Öte yandan, kasada kayıt bazında görülen  para, fiziken mevcut olmadığına  göre,  bu  paranın   ortağa  kullandırıldığı, dolayısıyla  ortağa  bir  finans  hizmeti  sağlandığı yönünde  değerlendirmeler yapılmaktadır. Bu  nedenle de  yapılan vergi incelemelerinde; sağlanan finans hizmeti üzerinden   KDV hesaplanmakta   ve  hesaplanan   fark  KDV kadar da,  bir  kat vergi  ziyaı  cezası  kesilmektedir. Tabi ki  işletmenin kasasında  kayıt bazlı  görülen bu  yüksek   tutarlı paraların vergisel yaptırımları  bununla da sınırlı değil. Kasa fazlalığının   ortağa kullandırılması nedeniyle bu durum,   fiili  bir kar dağıtımı olarak değerlendirilmekte ve  bu  nedenle kasadaki  tutara %15Gelir Stopaj  Vergisi ve  bir  kat  Vergi Ziyaı  Cezası kesilmekte, yetmedi, ortağa  kullandırılan  bu  para  için fatura  düzenlenmediği   gerekçesi ile %10  oranında   özel  usulsüzlük  cezası  uygulanmaktadır. Yaptığımız  açıklamalar, işletmelerin kayıtlarında  görülen  kasa fazlalıklarının  ne  denli büyük  sıkıntılara  yol  açtığını açık bir şekilde ortaya  çıkartmaktadır. Bu nedenle firmalar,  bu  güne  kadar  çıkan  Vergi Af Yasalarında, mevcut olan  kasa  affından  belli  tutarlarda  bir  bedel  ödeyerek yararlanıyor ve  böylece  yukarıda  yapmış olduğumuz vergi cezalarından da  kurtulmuş oluyordu. En  son yayımlanan  “Yapılandırma  Yasasında”  kasa  affının olmayışı,  işletmelerin  çoğunda  mevcut olan  kasa  fazlalıkları  ve  bu  nedenle  sıklıkla  yaşanan  vergi  incelemeleri  nedeniyle  beklentileri karşılayamadı  ve   bu yönüyle de bir  hayal  kırıklığı  yarattı.

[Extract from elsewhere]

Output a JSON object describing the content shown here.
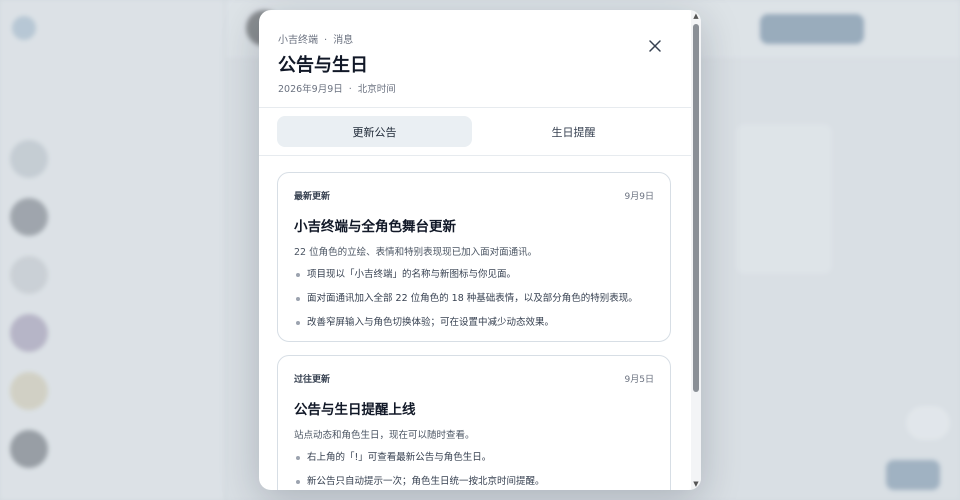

Keza,  daha  önceki Af Yasalarının içeriğinde,  piyasada  “stok  affı” olarak  nitelendirilen işletme  kayıtları ile  fiili  stokları  arasındaki uyumsuzlukları gidermeye  yönelik düzenlemeler mevcuttu.17 Kasım  tarihli  7256 sayılı yasada ise stok affına  ilişkin  düzenlemeye  yer  verilmedi. Oysa ki, piyasanın  bu hususta da  beklentileri  bir  “stok  affına”  imkan  sağlayacak  şekilde bir  düzenlemenin ihdas  edilmesi  gerektiği  yönünde idi. Zira, kayıt dışı alış  ve  satışların  varlığı, işletmelerin  kaydi  stokları ile  fiili  stokları  arasında  ciddi  anlamda  uyumsuzlukların oluşmasına  sebebiyet  vermektedir.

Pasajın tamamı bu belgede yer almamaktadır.